Last week's article about free Internet access in Bologna, Italy prompted a number of responses from other parts of the world that are also providing free Internet access to citizens, as well as a comment about Bologna's history of innovation.
Frans Hoffman <firstname.lastname@example.org> writes:
The Digital City in Amsterdam has been offering free access in Amsterdam and surroundings since January 1st, 1994. Approximately 10,000 people have registered as citizens. The City of Amsterdam (city council, archives, political parties etc.) and the Dutch Senate (Archives and Senators) are among the available services.
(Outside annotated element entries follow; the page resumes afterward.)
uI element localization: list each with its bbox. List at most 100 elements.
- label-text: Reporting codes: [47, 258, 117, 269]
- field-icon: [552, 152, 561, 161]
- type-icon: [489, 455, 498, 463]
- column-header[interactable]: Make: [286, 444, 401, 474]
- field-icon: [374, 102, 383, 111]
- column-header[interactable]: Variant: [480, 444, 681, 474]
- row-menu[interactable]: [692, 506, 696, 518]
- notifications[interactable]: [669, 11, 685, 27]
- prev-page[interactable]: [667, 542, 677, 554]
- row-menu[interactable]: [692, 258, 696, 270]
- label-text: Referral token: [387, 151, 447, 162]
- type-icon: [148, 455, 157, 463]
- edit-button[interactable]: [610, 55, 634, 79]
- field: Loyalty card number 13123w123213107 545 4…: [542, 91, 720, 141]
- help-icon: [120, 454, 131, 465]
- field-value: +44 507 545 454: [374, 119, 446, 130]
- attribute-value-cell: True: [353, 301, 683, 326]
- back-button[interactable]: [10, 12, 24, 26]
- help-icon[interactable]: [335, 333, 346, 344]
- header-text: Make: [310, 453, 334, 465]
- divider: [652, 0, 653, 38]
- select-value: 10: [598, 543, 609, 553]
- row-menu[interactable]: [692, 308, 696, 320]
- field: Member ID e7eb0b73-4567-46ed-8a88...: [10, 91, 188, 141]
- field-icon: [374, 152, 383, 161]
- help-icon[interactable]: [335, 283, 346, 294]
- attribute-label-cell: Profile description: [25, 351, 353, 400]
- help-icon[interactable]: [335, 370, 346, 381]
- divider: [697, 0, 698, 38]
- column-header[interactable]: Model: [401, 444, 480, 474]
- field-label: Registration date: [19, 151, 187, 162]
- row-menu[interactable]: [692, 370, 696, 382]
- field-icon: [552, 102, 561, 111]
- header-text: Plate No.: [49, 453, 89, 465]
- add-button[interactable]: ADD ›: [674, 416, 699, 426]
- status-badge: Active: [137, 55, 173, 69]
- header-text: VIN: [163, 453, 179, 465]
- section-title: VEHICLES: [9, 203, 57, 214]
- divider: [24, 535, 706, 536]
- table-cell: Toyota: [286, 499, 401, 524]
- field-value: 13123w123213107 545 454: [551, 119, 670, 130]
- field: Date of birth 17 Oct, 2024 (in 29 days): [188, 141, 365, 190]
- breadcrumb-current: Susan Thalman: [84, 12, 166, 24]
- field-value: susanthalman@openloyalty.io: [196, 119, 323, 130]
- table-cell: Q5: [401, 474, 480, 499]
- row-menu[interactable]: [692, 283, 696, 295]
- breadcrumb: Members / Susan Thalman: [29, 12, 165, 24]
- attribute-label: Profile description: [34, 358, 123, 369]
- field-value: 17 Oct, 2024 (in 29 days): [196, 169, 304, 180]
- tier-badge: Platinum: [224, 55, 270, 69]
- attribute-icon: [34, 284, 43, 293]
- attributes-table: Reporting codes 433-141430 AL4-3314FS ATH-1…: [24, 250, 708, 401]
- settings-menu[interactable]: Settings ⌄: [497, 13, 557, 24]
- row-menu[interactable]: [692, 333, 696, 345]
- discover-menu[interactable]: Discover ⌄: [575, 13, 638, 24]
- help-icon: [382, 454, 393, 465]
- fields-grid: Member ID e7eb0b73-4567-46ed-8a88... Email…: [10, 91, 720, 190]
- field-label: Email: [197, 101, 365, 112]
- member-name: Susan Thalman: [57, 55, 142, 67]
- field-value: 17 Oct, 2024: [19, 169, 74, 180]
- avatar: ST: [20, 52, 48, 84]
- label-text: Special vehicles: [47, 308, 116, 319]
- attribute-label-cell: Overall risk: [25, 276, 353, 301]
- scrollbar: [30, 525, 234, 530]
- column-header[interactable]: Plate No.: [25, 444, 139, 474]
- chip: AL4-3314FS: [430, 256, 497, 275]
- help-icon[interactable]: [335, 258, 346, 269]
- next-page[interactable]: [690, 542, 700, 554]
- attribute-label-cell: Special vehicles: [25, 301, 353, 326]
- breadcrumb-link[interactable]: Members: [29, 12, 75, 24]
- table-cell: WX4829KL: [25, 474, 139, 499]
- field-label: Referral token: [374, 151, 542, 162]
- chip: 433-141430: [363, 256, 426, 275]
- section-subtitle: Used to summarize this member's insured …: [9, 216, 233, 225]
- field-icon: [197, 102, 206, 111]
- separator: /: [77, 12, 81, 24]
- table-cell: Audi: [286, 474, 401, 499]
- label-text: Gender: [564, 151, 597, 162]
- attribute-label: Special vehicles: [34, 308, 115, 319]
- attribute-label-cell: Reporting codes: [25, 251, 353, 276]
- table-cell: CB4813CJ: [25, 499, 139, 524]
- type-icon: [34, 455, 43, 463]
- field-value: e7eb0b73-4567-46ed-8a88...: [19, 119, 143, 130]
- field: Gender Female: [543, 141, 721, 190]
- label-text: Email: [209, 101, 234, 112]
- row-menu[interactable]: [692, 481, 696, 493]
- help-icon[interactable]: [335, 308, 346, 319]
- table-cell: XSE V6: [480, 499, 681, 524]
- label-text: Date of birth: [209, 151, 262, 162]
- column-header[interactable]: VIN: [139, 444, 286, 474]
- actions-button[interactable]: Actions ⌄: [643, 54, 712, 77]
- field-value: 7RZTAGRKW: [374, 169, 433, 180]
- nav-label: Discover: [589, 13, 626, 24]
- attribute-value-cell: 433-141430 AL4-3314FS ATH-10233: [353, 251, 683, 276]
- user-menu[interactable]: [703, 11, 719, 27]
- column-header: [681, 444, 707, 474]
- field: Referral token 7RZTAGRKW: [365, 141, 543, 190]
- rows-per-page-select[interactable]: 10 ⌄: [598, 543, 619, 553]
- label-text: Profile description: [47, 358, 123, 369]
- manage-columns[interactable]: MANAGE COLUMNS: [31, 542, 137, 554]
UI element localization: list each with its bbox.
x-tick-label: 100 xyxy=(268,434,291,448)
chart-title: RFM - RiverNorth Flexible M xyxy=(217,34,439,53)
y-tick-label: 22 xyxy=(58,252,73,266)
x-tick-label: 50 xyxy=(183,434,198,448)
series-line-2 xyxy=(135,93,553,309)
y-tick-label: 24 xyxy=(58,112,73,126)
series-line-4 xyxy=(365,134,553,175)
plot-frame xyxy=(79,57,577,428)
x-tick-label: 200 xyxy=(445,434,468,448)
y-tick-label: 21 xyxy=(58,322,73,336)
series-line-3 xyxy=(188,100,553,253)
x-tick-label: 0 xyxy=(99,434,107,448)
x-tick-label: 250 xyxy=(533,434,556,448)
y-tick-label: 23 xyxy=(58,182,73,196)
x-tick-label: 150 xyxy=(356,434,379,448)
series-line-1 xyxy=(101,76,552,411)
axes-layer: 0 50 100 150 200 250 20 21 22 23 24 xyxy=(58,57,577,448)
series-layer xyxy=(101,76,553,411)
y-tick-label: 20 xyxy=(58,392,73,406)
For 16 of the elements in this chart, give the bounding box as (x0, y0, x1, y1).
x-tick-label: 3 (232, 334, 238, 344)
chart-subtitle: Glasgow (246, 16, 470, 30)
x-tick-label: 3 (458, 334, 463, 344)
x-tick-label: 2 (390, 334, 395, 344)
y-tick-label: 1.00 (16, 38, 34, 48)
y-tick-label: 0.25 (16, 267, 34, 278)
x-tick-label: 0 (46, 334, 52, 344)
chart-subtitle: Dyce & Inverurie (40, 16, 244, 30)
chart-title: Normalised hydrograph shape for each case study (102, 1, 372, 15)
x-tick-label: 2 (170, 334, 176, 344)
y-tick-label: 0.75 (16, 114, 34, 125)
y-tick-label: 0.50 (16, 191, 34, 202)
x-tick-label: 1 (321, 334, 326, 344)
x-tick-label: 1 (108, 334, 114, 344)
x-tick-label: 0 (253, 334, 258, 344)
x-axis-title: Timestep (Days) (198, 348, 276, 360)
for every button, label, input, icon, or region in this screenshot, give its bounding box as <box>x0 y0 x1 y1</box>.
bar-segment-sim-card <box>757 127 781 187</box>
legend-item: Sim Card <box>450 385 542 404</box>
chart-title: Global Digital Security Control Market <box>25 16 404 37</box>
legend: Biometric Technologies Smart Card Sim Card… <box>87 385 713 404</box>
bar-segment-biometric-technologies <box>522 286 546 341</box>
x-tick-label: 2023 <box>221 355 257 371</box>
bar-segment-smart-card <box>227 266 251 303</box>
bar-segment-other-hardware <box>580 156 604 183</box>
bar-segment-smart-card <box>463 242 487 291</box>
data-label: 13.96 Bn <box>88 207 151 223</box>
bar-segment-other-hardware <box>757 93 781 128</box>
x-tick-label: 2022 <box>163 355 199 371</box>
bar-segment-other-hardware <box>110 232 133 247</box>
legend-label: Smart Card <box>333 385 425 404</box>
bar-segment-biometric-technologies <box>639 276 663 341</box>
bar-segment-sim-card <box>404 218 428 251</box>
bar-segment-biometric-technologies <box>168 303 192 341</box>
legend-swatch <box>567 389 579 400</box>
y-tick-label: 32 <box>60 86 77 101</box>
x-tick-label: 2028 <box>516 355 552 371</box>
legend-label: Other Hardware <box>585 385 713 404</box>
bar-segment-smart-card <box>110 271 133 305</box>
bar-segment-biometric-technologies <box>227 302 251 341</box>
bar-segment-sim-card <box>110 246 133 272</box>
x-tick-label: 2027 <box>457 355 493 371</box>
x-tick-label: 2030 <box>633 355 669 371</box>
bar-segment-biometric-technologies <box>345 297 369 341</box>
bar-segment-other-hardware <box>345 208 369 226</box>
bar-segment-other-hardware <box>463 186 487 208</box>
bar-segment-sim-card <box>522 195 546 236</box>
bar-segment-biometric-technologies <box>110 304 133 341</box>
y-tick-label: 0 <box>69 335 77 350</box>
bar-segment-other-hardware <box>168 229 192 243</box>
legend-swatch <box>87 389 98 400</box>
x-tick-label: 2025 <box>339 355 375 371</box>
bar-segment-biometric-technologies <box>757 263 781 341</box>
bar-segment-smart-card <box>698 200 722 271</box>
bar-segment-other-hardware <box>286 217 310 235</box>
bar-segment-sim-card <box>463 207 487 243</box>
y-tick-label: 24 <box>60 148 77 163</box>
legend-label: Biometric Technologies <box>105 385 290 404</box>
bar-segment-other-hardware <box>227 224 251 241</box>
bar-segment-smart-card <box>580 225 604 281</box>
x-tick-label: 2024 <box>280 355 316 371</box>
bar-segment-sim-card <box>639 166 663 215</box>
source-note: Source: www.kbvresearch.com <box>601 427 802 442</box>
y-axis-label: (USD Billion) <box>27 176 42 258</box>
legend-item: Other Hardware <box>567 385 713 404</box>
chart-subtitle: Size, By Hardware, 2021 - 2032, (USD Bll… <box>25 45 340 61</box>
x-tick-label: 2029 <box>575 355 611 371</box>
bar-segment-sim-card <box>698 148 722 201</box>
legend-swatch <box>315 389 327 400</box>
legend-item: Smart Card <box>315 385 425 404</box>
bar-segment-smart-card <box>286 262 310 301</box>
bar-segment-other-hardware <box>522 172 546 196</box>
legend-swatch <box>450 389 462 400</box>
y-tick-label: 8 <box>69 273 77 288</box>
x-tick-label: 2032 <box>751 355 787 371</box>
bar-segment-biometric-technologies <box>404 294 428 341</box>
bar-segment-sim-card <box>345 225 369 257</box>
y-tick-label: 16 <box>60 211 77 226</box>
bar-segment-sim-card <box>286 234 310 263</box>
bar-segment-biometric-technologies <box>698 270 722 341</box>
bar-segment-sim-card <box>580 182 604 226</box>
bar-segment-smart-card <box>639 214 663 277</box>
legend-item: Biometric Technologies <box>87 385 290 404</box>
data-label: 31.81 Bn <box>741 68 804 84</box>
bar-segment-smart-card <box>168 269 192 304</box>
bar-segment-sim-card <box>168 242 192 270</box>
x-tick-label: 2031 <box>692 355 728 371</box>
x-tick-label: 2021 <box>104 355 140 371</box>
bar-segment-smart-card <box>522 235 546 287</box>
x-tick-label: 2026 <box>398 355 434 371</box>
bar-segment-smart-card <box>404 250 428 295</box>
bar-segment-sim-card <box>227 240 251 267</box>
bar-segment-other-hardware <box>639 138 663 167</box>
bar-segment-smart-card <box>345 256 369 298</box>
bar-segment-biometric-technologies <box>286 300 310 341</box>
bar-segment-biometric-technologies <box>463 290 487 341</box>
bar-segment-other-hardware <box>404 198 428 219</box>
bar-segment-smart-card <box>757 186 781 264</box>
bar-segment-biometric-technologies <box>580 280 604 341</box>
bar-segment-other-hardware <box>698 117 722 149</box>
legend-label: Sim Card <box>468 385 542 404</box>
Cheinan Marks <email@example.com> writes:
The state of Maryland offers a Gopher server containing information about Maryland, state and local government, and Internet access. The state is also in the process of providing all Marylanders with a free local access number. Six counties already offer connections locally, and the whole state should be connected in a year or so, although the major population areas should be done this year. Additionally, Baltimore's library currently offers email service for $35 per year and FTP and Telnet for $100 per year.
Jack Machiela <firstname.lastname@example.org> writes:
New Zealand's capital, Wellington, has a fairly progressive City Council, who have had their publicly accessible Citynet system up and running for some years now, giving free access to email, Archie, Usenet, IRC and a few other services. And when I say free, that includes the phone lines - New Zealand Telecom appears to be one of the last in the world to provide free local calls for residential customers. Citynet is provided as a VT-100 compatible menu driven front end over about a dozen phone lines. You can also telnet to it or access the information via Gopher.
David Peterson <email@example.com> writes:
Last week's TidBITS (TidBITS-249) describes how the City of Bologna in Italy is providing free/low cost Internet service to its residents. But this shouldn't surprise us. Bologna has had a reputation for innovation for over 900 years. In 1076, Irnerius, a liberal arts teacher, found the summary index to Roman law, which had been lost since the year 603 (Dark Ages and all that). He established a law teaching facility in a monastery, which evolved into one of the world's first law schools by 1088. Benefiting from its location at the crossroads of "real" highways, the city soon had more law students than residents, and an international student body. By 1158, the law school had expanded into one of the world's first universities, run by the students, who hired the teachers and wrote the rules. In the 1300s, the issue was "paper versus parchment." Bolognese took the radical "pro-paper" position, in spite of arguments that it was too fragile and would never last.